The MDGs are about that kind of multifocal vision. They announce prophetic judgment on the world's need, but they also announce prophetic possibility - yes, the hungry can be filled, and the ill healed, and the rejected restored to community.


Living in community also requires multifocal lenses, and we've had some small experience here in doing that. We've looked beyond ourselves to the Anglican Communion, and internally toward our varied members. We are trying to see with others' perspectives, and sometimes it can be both painful and annoying. We don't see as clearly or easily when we gaze on unfamiliar depths, when we are invited to hold together both Radner and Grieb, both unchanging truth and continuing revelation.


There are some kinds of fish and other aquatic animals that actually have bipartite eyes - they see at the same time both above and below the surface of the water, and their brains figure out how to interpret those quite different images and make a coherent whole. As a body, we are wrestling with a collection of images - perhaps even more like the eye of a social insect, with multiple facets - but most of us assume that the image we form most easily is the only right and true one. The blesser of the gospel, however, sees more than that one, easy image. The blesser of all invites us into that deeper seeing as well - stretch, strain, imagine, and you, too, can begin to see like the Three do, like the One does.


When we have seen that blessing, however briefly, it begins to rise into more easily visible depths, it comes more clearly into focus and into what we call "normal reality." To see as God sees is to begin to make real, whether it is the work of the MDGs, the work going on now in Louisiana and Mississippi, caring for the homecoming soldier, or liberating those in chains. To see as God sees is to bless what is into the reality of the God's reign.

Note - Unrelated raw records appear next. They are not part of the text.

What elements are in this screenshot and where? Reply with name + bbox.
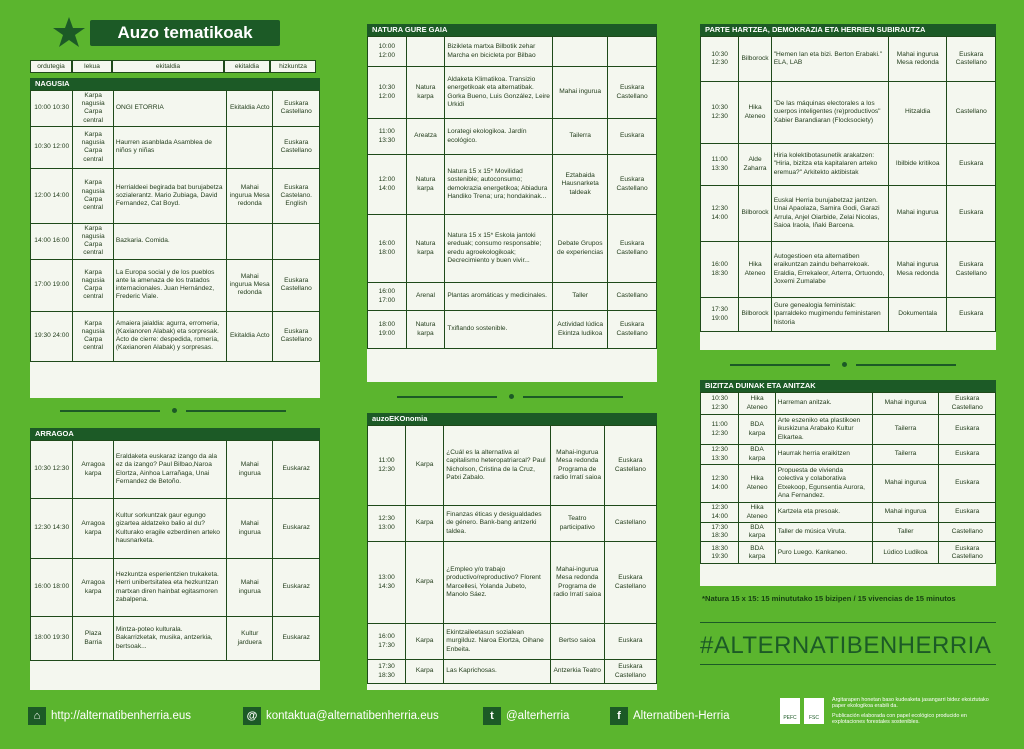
cell-place: BDA karpa	[739, 415, 775, 445]
section-header: PARTE HARTZEA, DEMOKRAZIA ETA HERRIEN SUBIRAUTZA	[700, 24, 996, 36]
cell-event: Hezkuntza esperientzien trukaketa. Herri unibertsitatea eta hezkuntzan martxan diren hainbat egitasmoren zabalpena.	[113, 559, 226, 617]
cell-time: 12:30 13:00	[368, 506, 406, 542]
cell-place: Natura karpa	[406, 155, 445, 215]
cell-time: 10:00 10:30	[31, 91, 73, 127]
cell-event: Kartzela eta presoak.	[775, 503, 872, 523]
at-icon: @	[243, 707, 261, 725]
cell-type	[227, 223, 273, 259]
cell-language: Euskara Castellano	[939, 542, 996, 564]
table-row	[31, 311, 320, 361]
section-bizitza	[700, 380, 996, 586]
col-header: lekua	[72, 60, 112, 73]
table-row	[368, 37, 657, 67]
cell-time: 10:30 12:00	[368, 67, 407, 119]
cell-time: 16:00 17:30	[368, 624, 406, 660]
cell-language: Euskara	[604, 624, 656, 660]
cell-time: 11:00 13:30	[368, 119, 407, 155]
cell-time: 12:30 14:30	[31, 499, 73, 559]
cell-event: "Hemen lan eta bizi. Berton Erabaki." ELA, LAB	[771, 37, 888, 82]
cell-language: Euskara Castellano	[939, 393, 996, 415]
col-header: ekitaldia	[224, 60, 270, 73]
table-row	[701, 445, 996, 465]
table-row	[701, 37, 996, 82]
cell-type: Lúdico Ludikoa	[872, 542, 939, 564]
cell-type: Dokumentala	[888, 298, 947, 332]
cell-time: 11:00 12:30	[368, 426, 406, 506]
cell-event: ONGI ETORRIA	[113, 91, 226, 127]
cell-type: Ekitaldia Acto	[227, 91, 273, 127]
cell-language: Euskaraz	[273, 617, 320, 661]
cell-time: 14:00 16:00	[31, 223, 73, 259]
cell-type: Ekitaldia Acto	[227, 311, 273, 361]
table-row	[31, 499, 320, 559]
cell-place: Natura karpa	[406, 67, 445, 119]
cell-type: Mahai ingurua	[872, 393, 939, 415]
table-row	[368, 660, 657, 684]
table-row	[368, 119, 657, 155]
cell-place: Bilborock	[739, 298, 771, 332]
cell-place: Natura karpa	[406, 311, 445, 349]
cell-language	[608, 37, 657, 67]
cell-place: Hika Ateneo	[739, 393, 775, 415]
cell-language: Euskara Castellano	[604, 426, 656, 506]
table-row	[31, 617, 320, 661]
cell-type: Tailerra	[872, 415, 939, 445]
table-row	[701, 415, 996, 445]
table-row	[368, 283, 657, 311]
cell-time: 16:00 18:30	[701, 242, 739, 298]
cell-language: Euskara Castellano	[273, 259, 320, 311]
cell-time: 12:30 14:00	[701, 186, 739, 242]
cell-time: 17:30 18:30	[368, 660, 406, 684]
cell-language: Castellano	[939, 523, 996, 542]
home-icon: ⌂	[28, 707, 46, 725]
cell-place	[406, 37, 445, 67]
page-title: Auzo tematikoak	[90, 20, 280, 46]
cell-language: Euskara Castellano	[947, 242, 996, 298]
section-auzoekonomia	[367, 413, 657, 690]
cell-event: Natura 15 x 15* Eskola jantoki ereduak; consumo responsable; eredu agroekologikoak; Decrecimiento y buen vivir...	[445, 215, 553, 283]
cell-event: Mintza-poteo kulturala. Bakarrizketak, musika, antzerkia, bertsoak...	[113, 617, 226, 661]
table-row	[701, 523, 996, 542]
cell-type: Kultur jarduera	[227, 617, 273, 661]
table-row	[31, 259, 320, 311]
cell-place: Hika Ateneo	[739, 465, 775, 503]
eco-text-es: Publicación elaborada con papel ecológico producido en explotaciones forestales sostenibles.	[832, 713, 967, 726]
cell-language: Euskaraz	[273, 559, 320, 617]
cell-place: Hika Ateneo	[739, 82, 771, 144]
cell-place: Hika Ateneo	[739, 242, 771, 298]
cell-place: BDA karpa	[739, 445, 775, 465]
cell-time: 12:30 14:00	[701, 503, 739, 523]
table-row	[368, 155, 657, 215]
cell-place: Natura karpa	[406, 215, 445, 283]
cell-language: Euskara	[939, 415, 996, 445]
cell-type: Antzerkia Teatro	[550, 660, 604, 684]
logo-star-icon	[52, 16, 86, 50]
section-header: BIZITZA DUINAK ETA ANITZAK	[700, 380, 996, 392]
cell-language: Euskara	[608, 119, 657, 155]
cell-event: Finanzas éticas y desigualdades de género. Bank-bang antzerki taldea.	[444, 506, 550, 542]
cell-time: 12:00 14:00	[31, 168, 73, 223]
cell-type: Bertso saioa	[550, 624, 604, 660]
cell-event: Haurrak herria eraikitzen	[775, 445, 872, 465]
section-header: NAGUSIA	[30, 78, 320, 90]
cell-event: Natura 15 x 15* Movilidad sostenible; autoconsumo; demokrazia energetikoa; Abiadura Handiko Trena; ura; hondakinak...	[445, 155, 553, 215]
cell-place: Areatza	[406, 119, 445, 155]
section-header: auzoEKOnomia	[367, 413, 657, 425]
cell-place: Karpa	[406, 660, 444, 684]
table-row	[701, 144, 996, 186]
cell-language: Euskara	[947, 186, 996, 242]
cell-time: 12:00 14:00	[368, 155, 407, 215]
cell-time: 17:30 19:00	[701, 298, 739, 332]
cell-place: Karpa nagusia Carpa central	[73, 259, 113, 311]
column-headers	[30, 60, 316, 73]
cell-language: Euskara Castellano	[273, 126, 320, 168]
cell-language: Euskara	[939, 445, 996, 465]
cell-place: Karpa nagusia Carpa central	[73, 126, 113, 168]
cell-event: Kultur sorkuntzak gaur egungo gizartea aldatzeko balio al du? Kulturako eragile ezberdinen arteko hausnarketa.	[113, 499, 226, 559]
cell-event: Hiria kolektibotasunetik arakatzen: "Hiria, bizitza eta kapitalaren arteko eremua?" Arkitekto aktibistak	[771, 144, 888, 186]
table-row	[368, 624, 657, 660]
section-header: ARRAGOA	[30, 428, 320, 440]
footer-facebook-label: Alternatiben-Herria	[633, 710, 730, 722]
cell-time: 10:00 12:00	[368, 37, 407, 67]
natura-note: *Natura 15 x 15: 15 minututako 15 bizipen / 15 vivencias de 15 minutos	[702, 594, 956, 603]
cell-time: 17:30 18:30	[701, 523, 739, 542]
section-nagusia	[30, 78, 320, 398]
cell-type: Mahai ingurua Mesa redonda	[227, 259, 273, 311]
cell-place: Arragoa karpa	[73, 559, 113, 617]
table-row	[368, 215, 657, 283]
cell-event: Propuesta de vivienda colectiva y colaborativa Etxekoop, Egunsentia Aurora, Ana Fernandez.	[775, 465, 872, 503]
hashtag: #ALTERNATIBENHERRIA	[700, 632, 992, 659]
cell-place: Karpa nagusia Carpa central	[73, 91, 113, 127]
cell-time: 18:00 19:00	[368, 311, 407, 349]
cell-type: Mahai ingurua Mesa redonda	[227, 168, 273, 223]
cell-type: Eztabaida Hausnarketa taldeak	[553, 155, 608, 215]
cell-event: Plantas aromáticas y medicinales.	[445, 283, 553, 311]
cell-place: Bilborock	[739, 37, 771, 82]
table-row	[368, 67, 657, 119]
col-header: hizkuntza	[270, 60, 316, 73]
section-parte-hartzea	[700, 24, 996, 350]
cell-time: 10:30 12:00	[31, 126, 73, 168]
cell-language: Euskara Castellano	[947, 37, 996, 82]
twitter-icon: t	[483, 707, 501, 725]
table-row	[31, 441, 320, 499]
cell-type: Mahai-ingurua Mesa redonda Programa de radio Irratí saioa	[550, 542, 604, 624]
table-row	[701, 298, 996, 332]
cell-type: Debate Grupos de experiencias	[553, 215, 608, 283]
cell-time: 16:00 18:00	[368, 215, 407, 283]
table-row	[701, 542, 996, 564]
cell-language: Castellano	[608, 283, 657, 311]
cell-event: Lorategi ekologikoa. Jardín ecológico.	[445, 119, 553, 155]
cell-place: Karpa	[406, 624, 444, 660]
cell-time: 11:00 12:30	[701, 415, 739, 445]
cell-type: Tailerra	[553, 119, 608, 155]
cell-type: Mahai ingurua	[888, 186, 947, 242]
cell-type: Mahai ingurua	[872, 465, 939, 503]
footer-mail[interactable]	[243, 705, 439, 727]
table-row	[31, 168, 320, 223]
cell-language: Euskara Castellano	[273, 91, 320, 127]
cell-place: Karpa	[406, 506, 444, 542]
cell-type: Mahai ingurua	[227, 559, 273, 617]
cell-event: Arte eszeniko eta plastikoen ikuskizuna Arabako Kultur Elkartea.	[775, 415, 872, 445]
cell-time: 11:00 13:30	[701, 144, 739, 186]
cell-type: Hitzaldia	[888, 82, 947, 144]
cell-language: Euskara	[939, 465, 996, 503]
cell-type: Mahai ingurua Mesa redonda	[888, 242, 947, 298]
cell-time: 10:30 12:30	[31, 441, 73, 499]
cell-time: 13:00 14:30	[368, 542, 406, 624]
table-row	[368, 311, 657, 349]
cell-time: 12:30 13:30	[701, 445, 739, 465]
table-row	[701, 186, 996, 242]
cell-place: Karpa nagusia Carpa central	[73, 311, 113, 361]
cell-time: 17:00 19:00	[31, 259, 73, 311]
cell-language: Euskara	[939, 503, 996, 523]
cell-event: Las Kaprichosas.	[444, 660, 550, 684]
cell-type	[553, 37, 608, 67]
table-row	[368, 426, 657, 506]
section-arragoa	[30, 428, 320, 690]
cell-event: Puro Luego. Kankaneo.	[775, 542, 872, 564]
table-row	[701, 465, 996, 503]
cell-language: Euskaraz	[273, 441, 320, 499]
pefc-logo: PEFC	[780, 698, 800, 724]
section-natura	[367, 24, 657, 382]
cell-language: Euskara Castellano	[604, 660, 656, 684]
cell-type: Mahai ingurua Mesa redonda	[888, 37, 947, 82]
cell-place: Bilborock	[739, 186, 771, 242]
cell-place: Arragoa karpa	[73, 499, 113, 559]
cell-event: Euskal Herria burujabetzaz jantzen. Unai Apaolaza, Samira Godi, Garazi Arrula, Anjel Oiarbide, Zelai Nicolas, Saioa Iraola, Iñaki Barcena.	[771, 186, 888, 242]
footer-mail-label: kontaktua@alternatibenherria.eus	[266, 710, 439, 722]
cell-language: Euskara	[947, 298, 996, 332]
cell-event: Gure genealogia feministak: Iparraldeko mugimendu feministaren historia	[771, 298, 888, 332]
cell-time: 10:30 12:30	[701, 82, 739, 144]
cell-language: Euskara Castellano	[604, 542, 656, 624]
cell-event: Bizikleta martxa Bilbotik zehar Marcha en bicicleta por Bilbao	[445, 37, 553, 67]
cell-time: 10:30 12:30	[701, 37, 739, 82]
cell-event: Taller de música Viruta.	[775, 523, 872, 542]
cell-type: Tailerra	[872, 445, 939, 465]
cell-type: Mahai ingurua	[227, 441, 273, 499]
cell-event: Autogestioen eta alternatiben eraikuntzan zaindu beharrekoak. Eraldia, Errekaleor, Arterra, Ortuondo, Joxemi Zumalabe	[771, 242, 888, 298]
footer-twitter-label: @alterherria	[506, 710, 570, 722]
cell-place: Plaza Barria	[73, 617, 113, 661]
cell-place: Karpa nagusia Carpa central	[73, 168, 113, 223]
table-row	[31, 559, 320, 617]
table-row	[368, 542, 657, 624]
facebook-icon: f	[610, 707, 628, 725]
cell-type: Mahai ingurua	[872, 503, 939, 523]
footer-twitter[interactable]	[483, 705, 569, 727]
cell-event: Harreman anitzak.	[775, 393, 872, 415]
cell-event: Bazkaria. Comida.	[113, 223, 226, 259]
fsc-logo: FSC	[804, 698, 824, 724]
cell-place: BDA karpa	[739, 523, 775, 542]
cell-time: 16:00 18:00	[31, 559, 73, 617]
cell-time: 18:30 19:30	[701, 542, 739, 564]
eco-text-eu: Argitarapen honetan baso kudeaketa jasangarri bidez ekoiztutako paper ekologikoa erabili da.	[832, 697, 989, 710]
cell-language: Euskara Castellano	[608, 67, 657, 119]
cell-language: Euskaraz	[273, 499, 320, 559]
cell-time: 19:30 24:00	[31, 311, 73, 361]
cell-time: 10:30 12:30	[701, 393, 739, 415]
cell-time: 18:00 19:30	[31, 617, 73, 661]
cell-place: Arenal	[406, 283, 445, 311]
cell-event: Amaiera jaialdia: agurra, erromeria, (Kaxianoren Alabak) eta sorpresak. Acto de cierre: despedida, romería, (Kaxianoren Alabak) y sorpresas.	[113, 311, 226, 361]
cell-event: ¿Empleo y/o trabajo productivo/reproductivo? Florent Marcellesi, Yolanda Jubeto, Manolo Sáez.	[444, 542, 550, 624]
cell-type: Taller	[872, 523, 939, 542]
footer-facebook[interactable]	[610, 705, 730, 727]
section-header: NATURA GURE GAIA	[367, 24, 657, 36]
cell-type: Mahai-ingurua Mesa redonda Programa de radio Irratí saioa	[550, 426, 604, 506]
footer-web[interactable]	[28, 705, 191, 727]
cell-language: Euskara	[947, 144, 996, 186]
cell-type: Ibilbide kritikoa	[888, 144, 947, 186]
cell-language: Euskara Castellano	[273, 311, 320, 361]
footer-web-label: http://alternatibenherria.eus	[51, 710, 192, 722]
cell-language: Euskara Castelano. English	[273, 168, 320, 223]
col-header: ordutegia	[30, 60, 72, 73]
cell-type	[227, 126, 273, 168]
cell-language: Euskara Castellano	[608, 155, 657, 215]
cell-event: "De las máquinas electorales a los cuerpos inteligentes (re)productivos" Xabier Barandiaran (Flocksociety)	[771, 82, 888, 144]
cell-place: Karpa nagusia Carpa central	[73, 223, 113, 259]
table-row	[701, 82, 996, 144]
cell-type: Teatro participativo	[550, 506, 604, 542]
cell-place: Arragoa karpa	[73, 441, 113, 499]
table-row	[31, 126, 320, 168]
cell-time: 12:30 14:00	[701, 465, 739, 503]
cell-place: BDA karpa	[739, 542, 775, 564]
table-row	[368, 506, 657, 542]
cell-event: Aldaketa Klimatikoa. Transizio energetikoak eta alternatibak. Gorka Bueno, Luis González, Leire Urkidi	[445, 67, 553, 119]
table-row	[701, 393, 996, 415]
table-row	[701, 242, 996, 298]
cell-time: 16:00 17:00	[368, 283, 407, 311]
cell-language	[273, 223, 320, 259]
cell-place: Hika Ateneo	[739, 503, 775, 523]
cell-event: ¿Cuál es la alternativa al capitalismo heteropatriarcal? Paul Nicholson, Cristina de la Cruz, Patxi Zabalo.	[444, 426, 550, 506]
cell-language: Euskara Castellano	[608, 215, 657, 283]
cell-event: Haurren asanblada Asamblea de niños y niñas	[113, 126, 226, 168]
cell-language: Euskara Castellano	[608, 311, 657, 349]
cell-type: Mahai ingurua	[553, 67, 608, 119]
cell-event: Txiflando sostenible.	[445, 311, 553, 349]
cell-language: Castellano	[947, 82, 996, 144]
table-row	[31, 223, 320, 259]
cell-event: Eraldaketa euskaraz izango da ala ez da izango? Paul Bilbao,Naroa Elortza, Ainhoa Larrañaga, Unai Fernandez de Betoño.	[113, 441, 226, 499]
cell-event: Herrialdeei begirada bat burujabetza sozialerantz. Mario Zubiaga, David Fernandez, Cat Boyd.	[113, 168, 226, 223]
cell-place: Alde Zaharra	[739, 144, 771, 186]
cell-place: Karpa	[406, 426, 444, 506]
table-row	[701, 503, 996, 523]
cell-place: Karpa	[406, 542, 444, 624]
cell-type: Actividad lúdica Ekintza ludikoa	[553, 311, 608, 349]
cell-type: Mahai ingurua	[227, 499, 273, 559]
cell-event: La Europa social y de los pueblos ante la amenaza de los tratados internacionales. Juan Hernández, Frederic Viale.	[113, 259, 226, 311]
col-header: ekitaldia	[112, 60, 224, 73]
cell-type: Taller	[553, 283, 608, 311]
cell-event: Ekintzaileetasun sozialean murgilduz. Naroa Elortza, Oihane Enbeita.	[444, 624, 550, 660]
table-row	[31, 91, 320, 127]
cell-language: Castellano	[604, 506, 656, 542]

One of the curiosities of very small particle physics is that measuring the position or speed of a particle changes it. Seeing the particle changes it to something else or somewhere else. Seeing with the eyes of God, or blessing another, changes or moves both the blessed and the blesser.


Thomas Ken sang praises to the God of blessing. May we bless with the eyes of God, bless the world into greater reality, more closely into the reign of God.


Praise God from whom all blessings flow
Praise God all creatures here below
Praise God above, ye heavenly host
Praise Father, Son, and Holy Ghost.



COMMENT: What always attracted me about the Episcopal/Anglican Church was that it was a bridge between the Protestant Church and the Catholic Church. It was was also a place that accomodated many "flavors". You could be high or low church but all worshiped from the Book of Common Prayer and were accepting of others thoughts and values. Have we lost that, OR ARE THE VOICES OF REASON JUST BEING DROWNED OUT?